Feu couvert

Feu couvert

Couvre-feu et réveillon du Nouvel An : Impressionnant contrôle de Police sur le boulevard périphérique parisien (Porte de Champerret). Paris, France entre le 31 Décembre 2020 et le 1er Janvier 2021.
Curfew and New Year’s Eve: Impressive police control on the Paris ring road (Porte de Champerret). Paris, France between December 31, 2020 and January 1, 2021.
© Nicolas Messyasz / Sipa Press

notes :

Je sens une main gantée me tapoter l’épaule doucement, je tourne la tête, et je le revois avec son fusil d’assault: « Et puis bonne année quand même !! »…
Oui, il est minuit passé de quelques secondes, et je suis sous un pont du périf’, Porte de Champerret, entouré de policiers.
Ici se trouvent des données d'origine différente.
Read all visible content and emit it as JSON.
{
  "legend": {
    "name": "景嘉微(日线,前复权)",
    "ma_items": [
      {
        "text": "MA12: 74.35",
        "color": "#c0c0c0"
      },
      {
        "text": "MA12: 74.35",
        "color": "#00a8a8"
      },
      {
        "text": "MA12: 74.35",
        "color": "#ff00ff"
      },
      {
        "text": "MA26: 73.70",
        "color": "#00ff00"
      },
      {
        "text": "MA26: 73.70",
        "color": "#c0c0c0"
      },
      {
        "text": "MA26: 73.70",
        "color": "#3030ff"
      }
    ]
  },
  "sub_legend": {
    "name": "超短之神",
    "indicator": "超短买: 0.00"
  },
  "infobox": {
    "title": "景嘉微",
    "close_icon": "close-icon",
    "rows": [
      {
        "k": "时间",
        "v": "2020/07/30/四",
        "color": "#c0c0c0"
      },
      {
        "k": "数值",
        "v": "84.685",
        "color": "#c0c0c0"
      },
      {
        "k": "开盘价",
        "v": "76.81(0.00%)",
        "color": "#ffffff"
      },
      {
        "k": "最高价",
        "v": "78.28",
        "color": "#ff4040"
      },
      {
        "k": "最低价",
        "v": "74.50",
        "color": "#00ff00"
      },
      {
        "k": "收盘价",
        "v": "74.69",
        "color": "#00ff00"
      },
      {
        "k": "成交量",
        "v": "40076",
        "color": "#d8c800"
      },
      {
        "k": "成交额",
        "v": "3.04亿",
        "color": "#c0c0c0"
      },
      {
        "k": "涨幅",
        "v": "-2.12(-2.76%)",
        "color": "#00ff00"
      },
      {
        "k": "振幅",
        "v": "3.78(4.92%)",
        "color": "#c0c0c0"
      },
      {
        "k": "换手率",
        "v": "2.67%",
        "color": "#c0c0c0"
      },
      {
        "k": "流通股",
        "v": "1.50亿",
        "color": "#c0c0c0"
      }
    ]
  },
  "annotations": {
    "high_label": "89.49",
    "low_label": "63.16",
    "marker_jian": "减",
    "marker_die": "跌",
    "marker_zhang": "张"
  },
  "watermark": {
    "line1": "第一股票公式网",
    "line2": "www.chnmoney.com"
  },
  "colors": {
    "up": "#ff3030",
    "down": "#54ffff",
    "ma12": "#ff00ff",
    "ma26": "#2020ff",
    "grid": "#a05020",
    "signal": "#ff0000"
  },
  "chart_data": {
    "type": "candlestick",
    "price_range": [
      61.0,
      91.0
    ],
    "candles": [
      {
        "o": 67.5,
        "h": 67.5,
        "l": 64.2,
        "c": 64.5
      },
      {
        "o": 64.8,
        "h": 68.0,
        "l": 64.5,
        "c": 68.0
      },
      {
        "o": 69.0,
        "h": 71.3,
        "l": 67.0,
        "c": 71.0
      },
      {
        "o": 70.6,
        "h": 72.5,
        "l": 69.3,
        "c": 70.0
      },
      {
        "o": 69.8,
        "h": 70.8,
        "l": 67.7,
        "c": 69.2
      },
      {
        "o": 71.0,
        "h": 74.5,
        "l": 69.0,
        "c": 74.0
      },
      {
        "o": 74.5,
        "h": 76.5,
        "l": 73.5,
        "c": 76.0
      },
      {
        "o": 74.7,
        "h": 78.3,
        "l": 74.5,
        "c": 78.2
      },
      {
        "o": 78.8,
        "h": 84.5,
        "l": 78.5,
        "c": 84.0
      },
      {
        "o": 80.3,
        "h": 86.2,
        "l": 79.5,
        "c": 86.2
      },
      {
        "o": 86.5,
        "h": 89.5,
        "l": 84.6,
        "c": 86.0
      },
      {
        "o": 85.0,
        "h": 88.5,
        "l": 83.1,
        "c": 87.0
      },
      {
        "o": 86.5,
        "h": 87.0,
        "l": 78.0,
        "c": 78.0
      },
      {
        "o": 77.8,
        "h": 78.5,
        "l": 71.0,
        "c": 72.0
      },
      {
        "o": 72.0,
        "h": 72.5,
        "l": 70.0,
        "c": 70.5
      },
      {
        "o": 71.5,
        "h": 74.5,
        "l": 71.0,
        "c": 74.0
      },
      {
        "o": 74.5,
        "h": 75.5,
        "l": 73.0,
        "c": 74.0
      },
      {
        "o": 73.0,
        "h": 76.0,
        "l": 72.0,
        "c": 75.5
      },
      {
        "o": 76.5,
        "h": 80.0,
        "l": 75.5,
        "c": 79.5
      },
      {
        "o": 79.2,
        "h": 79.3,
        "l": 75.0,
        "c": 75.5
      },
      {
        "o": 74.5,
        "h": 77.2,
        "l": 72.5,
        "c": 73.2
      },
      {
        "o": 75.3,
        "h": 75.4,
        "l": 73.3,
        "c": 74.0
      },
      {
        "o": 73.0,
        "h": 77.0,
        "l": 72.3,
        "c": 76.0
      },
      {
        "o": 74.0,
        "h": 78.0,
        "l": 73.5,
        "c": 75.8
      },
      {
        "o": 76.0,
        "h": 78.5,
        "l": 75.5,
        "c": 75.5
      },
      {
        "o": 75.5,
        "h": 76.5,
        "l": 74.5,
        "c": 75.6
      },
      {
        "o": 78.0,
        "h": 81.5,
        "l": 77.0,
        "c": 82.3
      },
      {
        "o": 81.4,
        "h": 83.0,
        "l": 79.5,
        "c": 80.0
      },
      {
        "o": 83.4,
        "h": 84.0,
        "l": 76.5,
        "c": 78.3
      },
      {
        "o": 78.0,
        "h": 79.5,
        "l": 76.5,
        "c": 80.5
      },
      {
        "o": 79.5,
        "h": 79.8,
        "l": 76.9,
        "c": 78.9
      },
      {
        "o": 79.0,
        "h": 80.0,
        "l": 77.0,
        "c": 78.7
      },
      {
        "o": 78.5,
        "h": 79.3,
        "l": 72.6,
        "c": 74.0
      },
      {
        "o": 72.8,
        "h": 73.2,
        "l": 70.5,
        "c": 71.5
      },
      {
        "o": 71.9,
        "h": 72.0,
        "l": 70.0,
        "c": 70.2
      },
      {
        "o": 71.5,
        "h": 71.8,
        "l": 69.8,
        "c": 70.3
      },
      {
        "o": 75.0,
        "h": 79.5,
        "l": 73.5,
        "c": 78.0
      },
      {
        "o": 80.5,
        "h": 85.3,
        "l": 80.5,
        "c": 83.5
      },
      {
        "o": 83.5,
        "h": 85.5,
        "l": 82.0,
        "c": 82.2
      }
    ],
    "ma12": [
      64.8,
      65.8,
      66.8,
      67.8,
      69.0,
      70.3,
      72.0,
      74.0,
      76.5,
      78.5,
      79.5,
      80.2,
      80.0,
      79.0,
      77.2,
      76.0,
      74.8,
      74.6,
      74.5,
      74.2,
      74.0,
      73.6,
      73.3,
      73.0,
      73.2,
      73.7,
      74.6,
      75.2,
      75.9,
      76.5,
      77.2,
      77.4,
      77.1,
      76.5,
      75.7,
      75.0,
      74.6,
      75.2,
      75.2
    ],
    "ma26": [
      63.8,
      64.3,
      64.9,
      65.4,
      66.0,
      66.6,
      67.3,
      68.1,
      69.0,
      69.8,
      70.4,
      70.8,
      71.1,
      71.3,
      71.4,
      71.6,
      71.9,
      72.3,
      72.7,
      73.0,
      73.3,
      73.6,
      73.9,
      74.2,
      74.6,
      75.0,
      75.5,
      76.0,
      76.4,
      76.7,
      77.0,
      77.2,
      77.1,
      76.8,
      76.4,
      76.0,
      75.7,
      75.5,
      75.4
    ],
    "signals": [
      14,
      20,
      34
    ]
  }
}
Je passe mon nouvel an sans toast à porter, au milieu d’un immense et spectaculaire dispositif de contrôle du couvre feu.
Marcher au milieu du périf est déjà étrange en soi, je crois que c’est la troisième ou quatrième fois que ça m’arrive, mais c’est toujours une affaire.
Là, ce n’est pas une manif, mais une opération de Police, comme il y en a des dizaines d’autres en région parisienne. Tout est prévu, balisage, message quelque peu joueur sur les panneaux d’affichage qui indique « travaux à 900m, ralentissez ». C’est en fait un entonnoir, impossible de passer au travers, le boulevard périphérique passe de quatre à une voie, et au bout c’est le filtrage.
Voie de contrôle, voie de verbalisation, voie de circulation. Il y a même deux motards et un véhicule de poursuite au cas où certains souhaiteraient forcer le passage. Opération sentinelle et vigilance attentat obligent, quelques policiers se relayent, lourdement armé de fusils d’assaut, pour surveiller de plus ou moins près les contrôles et surtout l’attitude des occupants des véhicules.
J’ai vu de tout, des sourires, des larmes, et litres de mauvaise foi, et des gens honnêtes, c’est heureusement ce qu’il y avait le plus. En règle ou pas, beaucoup de mentent pas, sont même plutôt polis, et souhaitent une bonne année aux forces de l’ordre, alors qu’ils ont attendu longtemps pour passer le barrage. Des hommes et des femmes (pas beaucoup) en uniforme, assez fermes, mais ambiance détendue, avec même une bonne humeur générale. J’ai entendu beaucoup de tolérance avec ceux qui disent la vérité, verbalisable ou non. J’ai entendu beaucoup de fermeté contre les mensonges ou les bobards.
J’ai été très inspiré de multiplier les couches et les sous couches de fringues. Il faisait -2°C sur le périf.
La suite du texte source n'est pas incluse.